Una paura che, peraltro, non ha sconvolto la popolazione come nel caso del terrorismo, bensì i governanti colpiti nel loro nucleo di privacy e segretezza che proprio nella diplomazia ha sempre avuto la sua maggiore esemplificazione. Tanto che, per esempio, paesi attenti al controllo dell’informazione come la Cina protrebbero temere che anche solo l’eco delle divulgazioni di Wikileaks possa spingere i suoi cittadini a farsi domande pericolose; l’Australia ha detto di star pensando se avviare procedure penali nei confronti dei responsabili delle divulgazioni (Assange ha passaporto aussie ); Washington, invece, continua a condannare l’operato del sito, in quanto metterebbe in pericolo le vite dei diplomatici: il presidente dell’ House Homeland Security Committee , Peter King, ha chiesto anche che Wikileaks fosse identificata ufficialmente come “organizzazione terroristica” e di “processare Assange per spionaggio”.
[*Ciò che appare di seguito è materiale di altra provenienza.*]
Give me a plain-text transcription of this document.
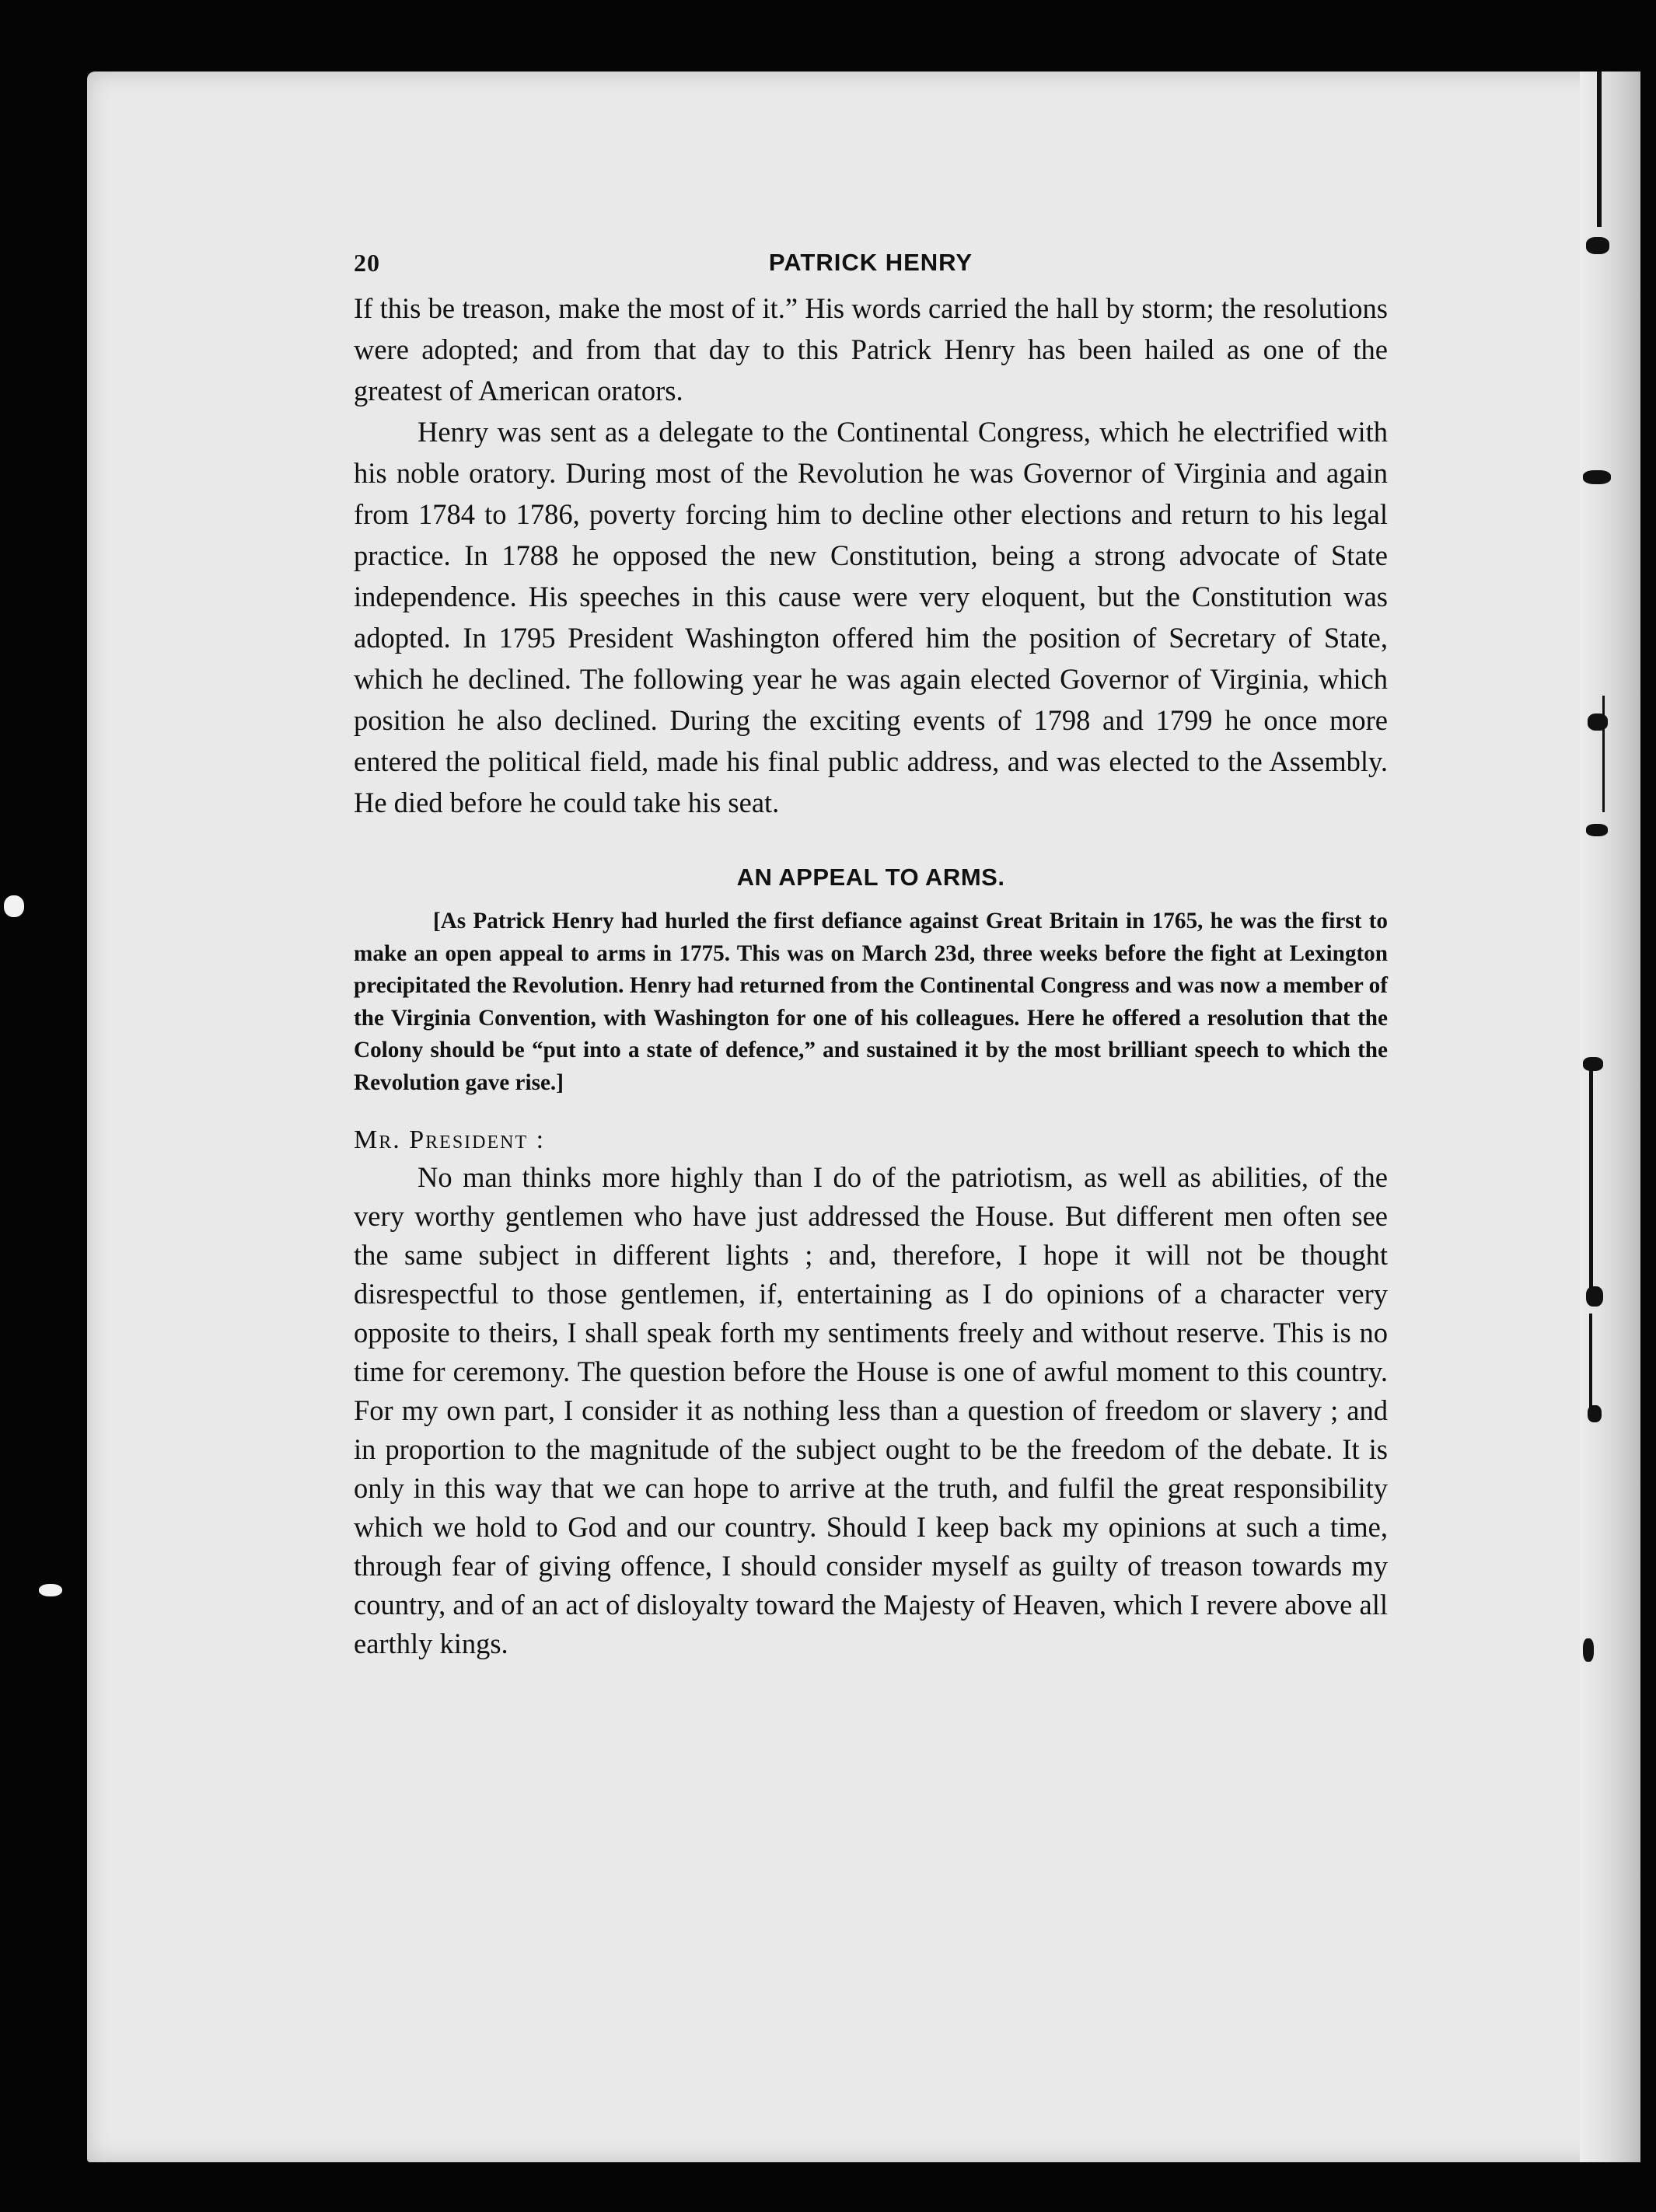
20	PATRICK HENRY

If this be treason, make the most of it.” His words carried the hall by storm; the resolutions were adopted; and from that day to this Patrick Henry has been hailed as one of the greatest of American orators.

Henry was sent as a delegate to the Continental Congress, which he electrified with his noble oratory. During most of the Revolution he was Governor of Virginia and again from 1784 to 1786, poverty forcing him to decline other elections and return to his legal practice. In 1788 he opposed the new Constitution, being a strong advocate of State independence. His speeches in this cause were very eloquent, but the Constitution was adopted. In 1795 President Washington offered him the position of Secretary of State, which he declined. The following year he was again elected Governor of Virginia, which position he also declined. During the exciting events of 1798 and 1799 he once more entered the political field, made his final public address, and was elected to the Assembly. He died before he could take his seat.

AN APPEAL TO ARMS.
[As Patrick Henry had hurled the first defiance against Great Britain in 1765, he was the first to make an open appeal to arms in 1775. This was on March 23d, three weeks before the fight at Lexington precipitated the Revolution. Henry had returned from the Continental Congress and was now a member of the Virginia Convention, with Washington for one of his colleagues. Here he offered a resolution that the Colony should be “put into a state of defence,” and sustained it by the most brilliant speech to which the Revolution gave rise.]
Mr. President :

No man thinks more highly than I do of the patriotism, as well as abilities, of the very worthy gentlemen who have just addressed the House. But different men often see the same subject in different lights ; and, therefore, I hope it will not be thought disrespectful to those gentlemen, if, entertaining as I do opinions of a character very opposite to theirs, I shall speak forth my sentiments freely and without reserve. This is no time for ceremony. The question before the House is one of awful moment to this country. For my own part, I consider it as nothing less than a question of freedom or slavery ; and in proportion to the magnitude of the subject ought to be the freedom of the debate. It is only in this way that we can hope to arrive at the truth, and fulfil the great responsibility which we hold to God and our country. Should I keep back my opinions at such a time, through fear of giving offence, I should consider myself as guilty of treason towards my country, and of an act of disloyalty toward the Majesty of Heaven, which I revere above all earthly kings.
Come ha detto William Gibson, in un discorso quanto mai lungimirante, si tratta di nuovi mezzi contrapposti a modi tradizionali di gestione del potere: “le verità potranno essere già rivelate o essere destinate a venire alla luce prima o poi. È qualcosa che vorrei sottoporre all’attenzione di ogni uomo di stato, leader politico e dirigente d’azienda: il futuro, alla fine, vi porterà allo scoperto. Non riuscirete a mantenere i vostri segreti. Il futuro, maneggiando strumenti di trasparenza inimmaginabili, l’avrà vinta su di voi. Alla fine, quello che avrete fatto sarà sotto gli occhi di tutti”.